Thursday marked 104 years since the Australia New Zealand Army Corps landed at Gallipoli.
But the passing of time, and the fading of that era from living memory, does not mean a lessening of remembrance.
Thousands of Forbes residents turned out to pay tribute at local services, with hundreds marching and many more lining the streets.
Guest speaker and retired serviceman Scott Stephens urged people to use the time carefully.
"In services like this we regularly take pause for a minute's silence, to think seriously about those veterans passed, and individual sacrifices," he said in the mid-morning commemorative address.

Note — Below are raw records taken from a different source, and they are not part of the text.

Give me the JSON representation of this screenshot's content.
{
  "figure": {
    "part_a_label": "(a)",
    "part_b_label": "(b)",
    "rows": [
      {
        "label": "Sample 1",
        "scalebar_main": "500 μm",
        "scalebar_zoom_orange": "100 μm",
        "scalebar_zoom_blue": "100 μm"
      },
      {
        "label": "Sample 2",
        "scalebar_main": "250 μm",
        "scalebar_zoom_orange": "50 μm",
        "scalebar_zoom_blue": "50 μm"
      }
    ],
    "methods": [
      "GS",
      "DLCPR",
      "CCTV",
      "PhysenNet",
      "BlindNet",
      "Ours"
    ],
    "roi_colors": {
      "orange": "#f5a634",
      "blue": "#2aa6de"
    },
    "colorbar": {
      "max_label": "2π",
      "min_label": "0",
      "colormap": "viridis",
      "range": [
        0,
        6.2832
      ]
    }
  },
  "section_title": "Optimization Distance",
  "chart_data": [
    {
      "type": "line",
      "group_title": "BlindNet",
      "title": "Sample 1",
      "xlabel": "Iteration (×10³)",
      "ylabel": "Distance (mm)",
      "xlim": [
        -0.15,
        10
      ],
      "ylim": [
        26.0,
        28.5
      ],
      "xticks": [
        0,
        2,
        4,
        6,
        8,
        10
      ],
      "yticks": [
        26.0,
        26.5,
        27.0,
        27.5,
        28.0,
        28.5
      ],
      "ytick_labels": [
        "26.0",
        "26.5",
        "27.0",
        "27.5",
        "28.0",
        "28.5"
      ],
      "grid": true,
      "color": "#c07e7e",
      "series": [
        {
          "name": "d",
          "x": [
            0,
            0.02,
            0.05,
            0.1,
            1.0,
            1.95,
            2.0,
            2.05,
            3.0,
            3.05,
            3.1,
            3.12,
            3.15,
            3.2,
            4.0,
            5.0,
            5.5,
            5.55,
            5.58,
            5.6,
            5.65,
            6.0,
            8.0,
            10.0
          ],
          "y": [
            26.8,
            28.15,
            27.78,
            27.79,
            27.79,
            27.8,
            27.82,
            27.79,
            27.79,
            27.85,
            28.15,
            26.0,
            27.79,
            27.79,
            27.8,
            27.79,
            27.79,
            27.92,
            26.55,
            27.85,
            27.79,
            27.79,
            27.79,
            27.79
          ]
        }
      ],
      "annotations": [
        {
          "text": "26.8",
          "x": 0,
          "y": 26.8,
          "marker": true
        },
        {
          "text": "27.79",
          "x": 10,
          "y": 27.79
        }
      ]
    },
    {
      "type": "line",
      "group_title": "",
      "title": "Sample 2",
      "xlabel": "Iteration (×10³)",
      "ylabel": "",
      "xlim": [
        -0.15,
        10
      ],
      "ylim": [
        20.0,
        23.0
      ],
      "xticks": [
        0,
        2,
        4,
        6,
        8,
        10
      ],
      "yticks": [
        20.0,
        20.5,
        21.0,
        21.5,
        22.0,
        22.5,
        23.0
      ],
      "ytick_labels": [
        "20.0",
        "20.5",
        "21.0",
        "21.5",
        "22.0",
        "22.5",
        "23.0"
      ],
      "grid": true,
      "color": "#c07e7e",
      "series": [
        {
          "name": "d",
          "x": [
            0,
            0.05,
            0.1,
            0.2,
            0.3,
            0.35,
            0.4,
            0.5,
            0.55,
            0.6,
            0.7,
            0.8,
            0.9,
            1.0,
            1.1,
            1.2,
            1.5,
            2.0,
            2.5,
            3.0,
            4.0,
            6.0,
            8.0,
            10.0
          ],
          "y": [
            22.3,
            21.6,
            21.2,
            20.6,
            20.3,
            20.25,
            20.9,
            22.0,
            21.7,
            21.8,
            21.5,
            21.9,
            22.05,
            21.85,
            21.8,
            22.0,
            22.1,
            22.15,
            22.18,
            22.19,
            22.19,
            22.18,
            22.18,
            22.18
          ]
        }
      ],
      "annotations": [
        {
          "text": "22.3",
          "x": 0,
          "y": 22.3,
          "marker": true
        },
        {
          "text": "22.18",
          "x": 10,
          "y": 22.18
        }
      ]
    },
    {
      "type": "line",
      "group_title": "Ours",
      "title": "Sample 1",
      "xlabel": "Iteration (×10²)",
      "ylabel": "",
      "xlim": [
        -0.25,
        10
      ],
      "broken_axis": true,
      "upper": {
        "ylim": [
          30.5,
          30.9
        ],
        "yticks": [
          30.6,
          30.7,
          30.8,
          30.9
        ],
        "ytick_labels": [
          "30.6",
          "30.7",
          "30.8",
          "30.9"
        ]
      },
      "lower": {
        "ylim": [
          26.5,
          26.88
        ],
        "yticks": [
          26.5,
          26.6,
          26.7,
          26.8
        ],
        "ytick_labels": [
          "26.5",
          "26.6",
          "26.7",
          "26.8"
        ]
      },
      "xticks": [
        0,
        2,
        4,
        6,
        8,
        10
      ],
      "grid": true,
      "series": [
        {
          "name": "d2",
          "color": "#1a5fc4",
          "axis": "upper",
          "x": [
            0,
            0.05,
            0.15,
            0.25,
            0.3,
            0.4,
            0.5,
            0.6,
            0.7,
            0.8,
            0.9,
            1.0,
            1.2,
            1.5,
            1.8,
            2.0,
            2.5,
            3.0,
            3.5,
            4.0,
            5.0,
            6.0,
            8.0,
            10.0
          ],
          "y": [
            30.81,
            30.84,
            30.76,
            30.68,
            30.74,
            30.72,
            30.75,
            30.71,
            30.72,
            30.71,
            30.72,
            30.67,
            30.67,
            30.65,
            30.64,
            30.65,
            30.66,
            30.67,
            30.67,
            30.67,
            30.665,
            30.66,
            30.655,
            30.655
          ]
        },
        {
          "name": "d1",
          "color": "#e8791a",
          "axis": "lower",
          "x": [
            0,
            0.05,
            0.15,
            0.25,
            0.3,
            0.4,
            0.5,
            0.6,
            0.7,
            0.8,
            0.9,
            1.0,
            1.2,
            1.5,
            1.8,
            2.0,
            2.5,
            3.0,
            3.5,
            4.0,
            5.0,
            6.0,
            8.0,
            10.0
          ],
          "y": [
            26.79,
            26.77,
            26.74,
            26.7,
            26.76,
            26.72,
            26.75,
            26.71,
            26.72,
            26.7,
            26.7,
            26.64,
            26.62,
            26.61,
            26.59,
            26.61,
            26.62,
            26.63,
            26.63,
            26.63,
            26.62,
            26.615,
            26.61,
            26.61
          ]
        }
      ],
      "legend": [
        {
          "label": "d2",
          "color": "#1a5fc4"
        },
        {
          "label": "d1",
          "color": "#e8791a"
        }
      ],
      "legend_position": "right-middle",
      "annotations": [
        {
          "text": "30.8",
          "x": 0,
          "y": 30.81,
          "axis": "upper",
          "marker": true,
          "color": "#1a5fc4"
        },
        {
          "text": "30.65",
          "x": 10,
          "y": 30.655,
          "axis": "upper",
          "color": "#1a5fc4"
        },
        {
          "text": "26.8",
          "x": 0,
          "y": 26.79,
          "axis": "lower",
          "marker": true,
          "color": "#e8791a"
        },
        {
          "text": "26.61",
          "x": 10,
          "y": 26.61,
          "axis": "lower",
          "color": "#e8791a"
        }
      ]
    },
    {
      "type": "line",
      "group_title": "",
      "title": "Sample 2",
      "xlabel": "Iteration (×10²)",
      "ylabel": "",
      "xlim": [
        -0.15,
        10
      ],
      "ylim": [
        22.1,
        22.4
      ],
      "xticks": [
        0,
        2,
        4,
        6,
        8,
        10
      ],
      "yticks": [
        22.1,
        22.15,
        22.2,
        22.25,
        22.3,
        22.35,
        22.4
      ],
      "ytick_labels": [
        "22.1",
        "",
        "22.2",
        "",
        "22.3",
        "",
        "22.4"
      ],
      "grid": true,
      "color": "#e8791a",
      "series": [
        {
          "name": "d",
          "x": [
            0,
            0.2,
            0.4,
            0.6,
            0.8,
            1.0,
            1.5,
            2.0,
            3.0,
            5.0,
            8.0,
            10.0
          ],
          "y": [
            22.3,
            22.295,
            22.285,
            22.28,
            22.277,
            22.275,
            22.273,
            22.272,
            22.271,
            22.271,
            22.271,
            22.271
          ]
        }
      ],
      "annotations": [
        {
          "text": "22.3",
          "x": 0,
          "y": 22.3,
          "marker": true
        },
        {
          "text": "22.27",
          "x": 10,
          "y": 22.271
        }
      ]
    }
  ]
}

"Where do you 'go' in your mind?
"I go to the ceaseless dust, tedious weight of body armour and completely random nature of a rocket attack," he said.
"From the tedium of Coalition reporting and communications to the gut-wrenching ... panic of an international casualty extraction."
Those who have served, whether recently or decades ago, may return to the jungles of Papua New Guinea or South East Asia, to oppressive heat, days of bombardment under fire, separation from family and friends.
Each generation of veteran - WWII, Korea, Vietnam, Peacekeepers, East Timor, Iraq, Afghanistan - has unique experiences of radically different zones of conflict, Mr Stephens said.
"Moving forward from the timeframe of the Centenary of ANZAC won't mean a lessening of remembrance," he reflected.
"The effort of holding these events imparts the knowledge and collective memory of these events to a new generation.
"There are a great many things to be remembered, so much so that your minute's silence can't be wasted."
Mr Stephens has been part of events marking the centenary of battles across the Western front in both France and Belgium.
"Standing upon the battlefields of Thiepvale and Polygon Wood gave me an understanding of the ANZAC contributions in those theatres that I would not have had," he said.